The problem becomes even more complex with hard-to-understand diseases like cancer. Despite our significant progress in cancer research, there’s still so much we don’t understand and so much new information emerging, it’s nearly impossible to trust even an experienced oncologist to make accurate diagnoses 100 percent of the time. AI is better suited to tackle those cases because it makes decisions objectively, it’s not subject to bias, it’s up-to-date with the latest information, and it considers each variable with proper weighting.
 
The Indefinite Path of AI Improvement
 
Currently, our AI tools aren’t perfect, but they’re still better than their human counterparts. IBM’s Watson, an exemplary example of modern AI, can outperform experienced human doctors in detecting cancer early. By some estimates, it would take human doctors 160 hours of reading a week to keep up with the latest information—and AI systems can accomplish this, absorbing and incorporating all new information into its decision-making, in a far more reasonable amount of time (without disrupting its primary function).
 
In effect, even our flawed AI tools are better than humans, and there’s evidence to suggest that these tools could keep improving indefinitely. Most algorithms aren’t limited in terms of what they can accomplish—instead, they’re limited by the time it takes researchers to create them and the processing power they require to keep running. 
 
Moore’s Law has come to an end, but processing power keeps improving linearly, which means we’ll be able to support faster and better systems on an indefinitely long curve. And once we’re capable of designing a general AI on par with human intelligence (a moment referred to as the technological singularity), the AI will be improving itself without the need for human intervention at all.
 
Key Limitations
 
In terms of sheer power and eventual growth, there doesn’t seem to be an upper bound for AI, but are there any other limitations of the technology? 
  • Overdiagnosis. Overdiagnosis is a growing problem in the medical industry because, in some ways, we’re “too good” at detecting medical issues. Overdiagnosis may detect early stages of cancer, or another disease, which may never produce symptoms or produce a threat to the patient’s life; in these cases, the patient is treated, sometimes with dangerous approaches, presenting a risk that wouldn’t be there if the “problem” went undetected. 

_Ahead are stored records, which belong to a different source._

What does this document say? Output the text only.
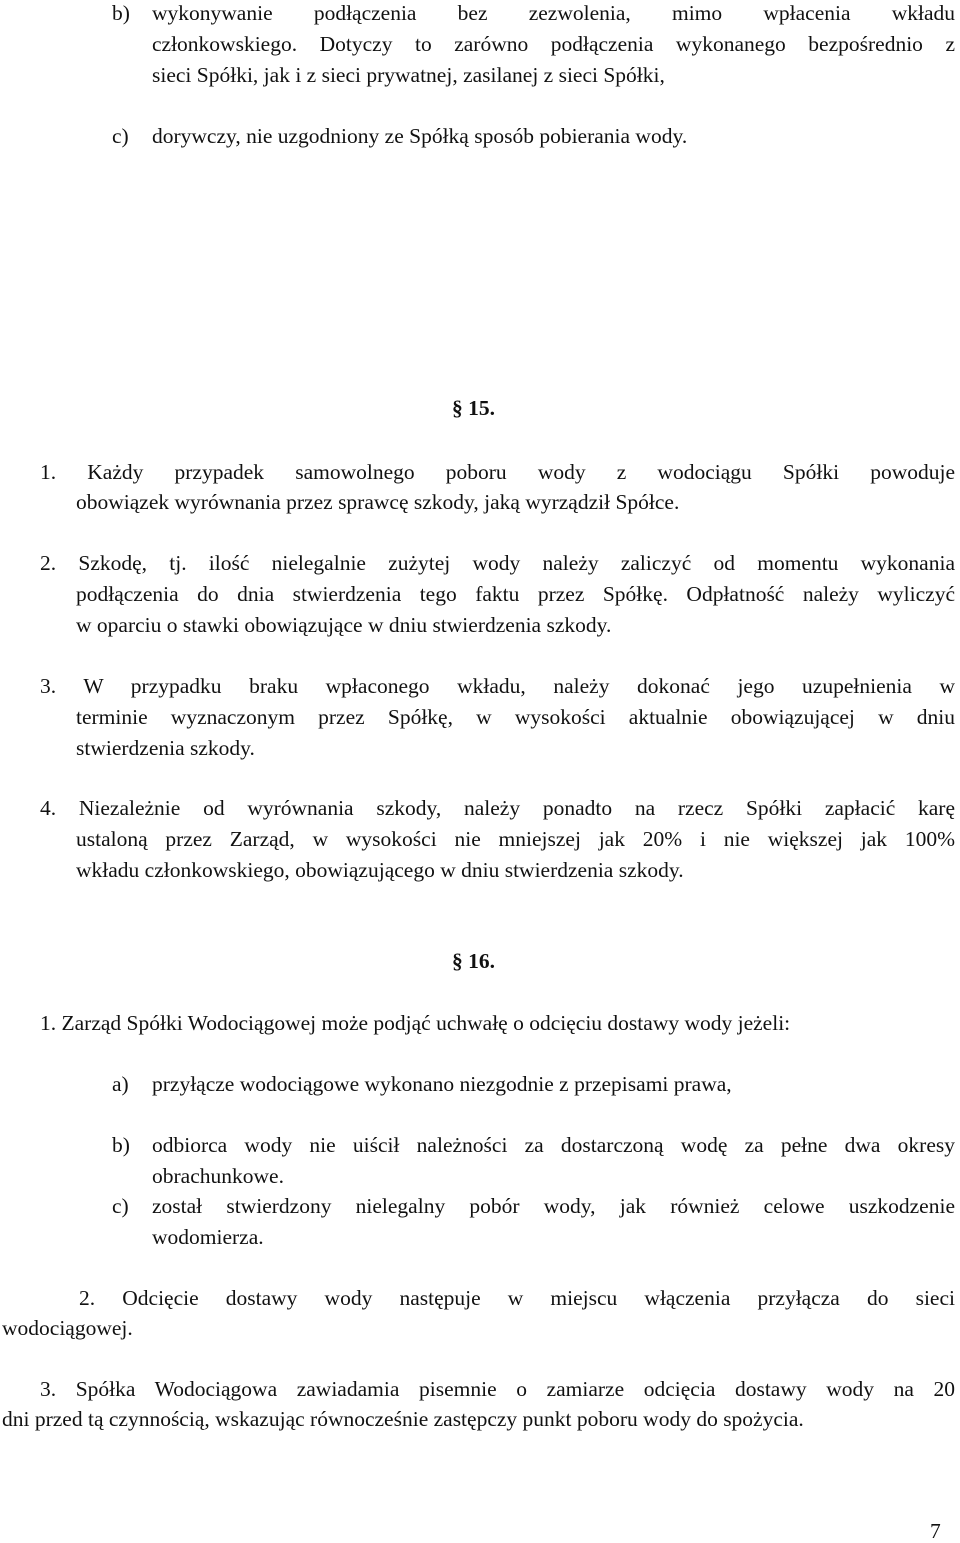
b) wykonywanie podłączenia bez zezwolenia, mimo wpłacenia wkładu
członkowskiego. Dotyczy to zarówno podłączenia wykonanego bezpośrednio z
sieci Spółki, jak i z sieci prywatnej, zasilanej z sieci Spółki,
c) dorywczy, nie uzgodniony ze Spółką sposób pobierania wody.
§ 15.
1. Każdy przypadek samowolnego poboru wody z wodociągu Spółki powoduje
obowiązek wyrównania przez sprawcę szkody, jaką wyrządził Spółce.
2. Szkodę, tj. ilość nielegalnie zużytej wody należy zaliczyć od momentu wykonania
podłączenia do dnia stwierdzenia tego faktu przez Spółkę. Odpłatność należy wyliczyć
w oparciu o stawki obowiązujące w dniu stwierdzenia szkody.
3. W przypadku braku wpłaconego wkładu, należy dokonać jego uzupełnienia w
terminie wyznaczonym przez Spółkę, w wysokości aktualnie obowiązującej w dniu
stwierdzenia szkody.
4. Niezależnie od wyrównania szkody, należy ponadto na rzecz Spółki zapłacić karę
ustaloną przez Zarząd, w wysokości nie mniejszej jak 20% i nie większej jak 100%
wkładu członkowskiego, obowiązującego w dniu stwierdzenia szkody.
§ 16.
1. Zarząd Spółki Wodociągowej może podjąć uchwałę o odcięciu dostawy wody jeżeli:
a) przyłącze wodociągowe wykonano niezgodnie z przepisami prawa,
b) odbiorca wody nie uiścił należności za dostarczoną wodę za pełne dwa okresy
obrachunkowe.
c) został stwierdzony nielegalny pobór wody, jak również celowe uszkodzenie
wodomierza.
2. Odcięcie dostawy wody następuje w miejscu włączenia przyłącza do sieci
wodociągowej.
3. Spółka Wodociągowa zawiadamia pisemnie o zamiarze odcięcia dostawy wody na 20
dni przed tą czynnością, wskazując równocześnie zastępczy punkt poboru wody do spożycia.
7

  • Knowing which questions to ask. Our systems are amazing at answering questions, and processing data to get us closer to the truth, but they still depend on human observers and programmers asking the right types of questions. If we have a fundamental misunderstanding of how a disease works, even the most advanced tools we create to deal with it will be largely useless. 
  • Resistance from human doctors. A percentage of human doctors are, understandably, opposed to the adoption of AI diagnoses. They prefer to trust their own judgment because they’re more familiar with it (or because they want to keep their jobs), and may fight against its widespread adoption.
  • Resistance from patients. Patients, too, may fear putting their lives in the hands of a technology that’s existed for only a few years. This patient resistance could lead to slower adoption rates and less demand, which could stifle research and growth in the sector. 
AI diagnosis still has a long way to go, but already it’s making a massive impact in how we identify and treat some of the most complex illnesses of our time. There are key limitations to what we can accomplish with it, at least for the foreseeable future, but the more we invest into its development, and the more we’re willing to defer judgment to it, the healthier and better-treated we stand to be as a species.